As with service agreements, the Performance Framework plays an important role in setting expectations that LHDs are held accountable for the outcomes they achieve by the transparent reporting of their performance.
The Health Performance Framework could be made more comprehensive, clear, and practical
While the Performance Framework has contributed to a cultural shift in attitudes around accountability and transparency, it would be consistent with a maturing system to address several significant issues with its content, structure and operation.
First, the Performance Framework does not appear to fully reflect developments in the performance monitoring and reporting environment. It does not mention the Emergency Treatment Performance (ETP) Watch List or Elective Surgery Access Performance (ESAP) Performance Monitoring and Recovery Support Program.15
It also does not reference any additional performance monitoring conducted in real-time for Transfer of Care, nor the reporting done annually by LHDs for their quality and safety accounts.
These omissions mean that the Performance Framework is not accurately reflecting all the performance reporting that is performed, nor showing how (or if) this reporting fit together in a cohesive and comprehensive reporting environment.
Second, there is considerable scope to more clearly explain how the elements of the Performance Framework come together. For example, on page 4 of the Performance Framework document, there is a list of nine dot points introduced by the sentence 'The operation of the framework involves'. It is unclear if the dot points are intended to reflect a logical step by step process or a statement of objectives.

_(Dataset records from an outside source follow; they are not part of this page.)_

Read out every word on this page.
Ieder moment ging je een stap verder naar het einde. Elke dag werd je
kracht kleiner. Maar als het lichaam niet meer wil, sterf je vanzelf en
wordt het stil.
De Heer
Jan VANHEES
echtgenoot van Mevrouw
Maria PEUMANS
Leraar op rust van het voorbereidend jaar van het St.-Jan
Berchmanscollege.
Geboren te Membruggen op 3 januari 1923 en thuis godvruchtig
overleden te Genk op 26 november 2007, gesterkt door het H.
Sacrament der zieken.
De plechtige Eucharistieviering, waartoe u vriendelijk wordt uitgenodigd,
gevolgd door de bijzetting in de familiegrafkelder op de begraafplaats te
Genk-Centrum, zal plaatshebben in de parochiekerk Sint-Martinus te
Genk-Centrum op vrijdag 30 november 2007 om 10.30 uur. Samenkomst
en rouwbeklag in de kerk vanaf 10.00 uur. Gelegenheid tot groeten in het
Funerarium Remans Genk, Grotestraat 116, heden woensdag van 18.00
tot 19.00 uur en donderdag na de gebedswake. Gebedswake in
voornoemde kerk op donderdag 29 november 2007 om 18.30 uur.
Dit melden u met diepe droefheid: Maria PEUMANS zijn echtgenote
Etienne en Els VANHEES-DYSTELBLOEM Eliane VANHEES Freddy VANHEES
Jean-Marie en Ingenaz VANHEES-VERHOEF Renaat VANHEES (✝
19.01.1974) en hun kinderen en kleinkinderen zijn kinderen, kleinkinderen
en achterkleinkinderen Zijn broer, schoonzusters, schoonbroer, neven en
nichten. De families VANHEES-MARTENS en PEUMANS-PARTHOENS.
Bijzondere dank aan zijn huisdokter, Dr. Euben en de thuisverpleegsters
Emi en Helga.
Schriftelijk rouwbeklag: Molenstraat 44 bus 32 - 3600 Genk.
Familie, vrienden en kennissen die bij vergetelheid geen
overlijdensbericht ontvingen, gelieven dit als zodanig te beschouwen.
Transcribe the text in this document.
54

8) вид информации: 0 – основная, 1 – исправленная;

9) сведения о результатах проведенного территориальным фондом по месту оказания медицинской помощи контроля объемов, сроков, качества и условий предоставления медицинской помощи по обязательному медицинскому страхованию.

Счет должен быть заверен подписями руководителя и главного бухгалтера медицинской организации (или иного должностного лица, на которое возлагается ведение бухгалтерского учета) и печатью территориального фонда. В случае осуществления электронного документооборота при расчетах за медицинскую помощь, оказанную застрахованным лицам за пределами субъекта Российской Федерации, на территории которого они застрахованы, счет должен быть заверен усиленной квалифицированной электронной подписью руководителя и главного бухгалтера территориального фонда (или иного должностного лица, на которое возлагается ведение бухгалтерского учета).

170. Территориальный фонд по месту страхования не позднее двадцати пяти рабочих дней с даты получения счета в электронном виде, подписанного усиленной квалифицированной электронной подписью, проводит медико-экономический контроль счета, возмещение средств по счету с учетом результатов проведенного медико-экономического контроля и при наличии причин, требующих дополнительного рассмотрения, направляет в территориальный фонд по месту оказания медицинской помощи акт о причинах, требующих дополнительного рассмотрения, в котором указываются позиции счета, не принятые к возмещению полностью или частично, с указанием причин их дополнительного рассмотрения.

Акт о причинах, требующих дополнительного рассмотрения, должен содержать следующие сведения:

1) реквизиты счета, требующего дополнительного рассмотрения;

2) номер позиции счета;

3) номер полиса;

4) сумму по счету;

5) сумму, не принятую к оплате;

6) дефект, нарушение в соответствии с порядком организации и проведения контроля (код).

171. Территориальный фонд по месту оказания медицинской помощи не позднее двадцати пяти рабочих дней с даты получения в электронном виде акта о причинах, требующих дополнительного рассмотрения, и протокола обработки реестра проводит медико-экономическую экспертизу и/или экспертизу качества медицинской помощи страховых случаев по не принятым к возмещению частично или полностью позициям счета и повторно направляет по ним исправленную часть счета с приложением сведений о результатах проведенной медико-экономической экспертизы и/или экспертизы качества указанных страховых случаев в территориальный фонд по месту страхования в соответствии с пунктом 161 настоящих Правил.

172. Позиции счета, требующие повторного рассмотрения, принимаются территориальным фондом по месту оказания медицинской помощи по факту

Similarly, the relationship is unclear between the eight 'criteria' for performance concerns on page 7 and the indicators of a 'health service's overall performance' on page 8 of the Performance Framework document.
Third, the Performance Framework appears to rely heavily on subjectivity and judgment for what are essentially forms of regulatory decisions. This is a weakness common to most health performance frameworks in Australia. This is discussed further below in Section 3.3. Notably, the Framework does not specify decision-makers – given these decisions come with considerable discretion on the part of the decision-maker, it is important to specify who has this responsibility.
Sharing good practice – closing the loop
While the Performance Framework provides a mechanism to identify good 'performance' in LHDs, there is less focus on identifying and sharing good 'practice'. Agencies like the ACI and CEC are generally well-regarded for their efforts in disseminating good practice from their priority areas, but it is harder for LHDs to elevate and share good practices beyond their own borders – indeed, the audit came across examples of good practice in individual hospitals that had not even been shared within the same LHD.
The Health Performance Framework mentions sharing good practice, but does not set out any mechanism – nor link to any mechanism – that would do this. The monthly or quarterly performance interactions do not include actively seeking feedback from high-performing LHDs on their good practice – even in monthly reporting letters where LHDs were recognised for 'excellent' performance, there was no enquiry about the good practice that was driving that excellence. The NSW Health annual awards provide important recognition to LHDs that perform well, and may offer some opportunity to increase awareness of good performance, though any sharing is likely to be opportunistic.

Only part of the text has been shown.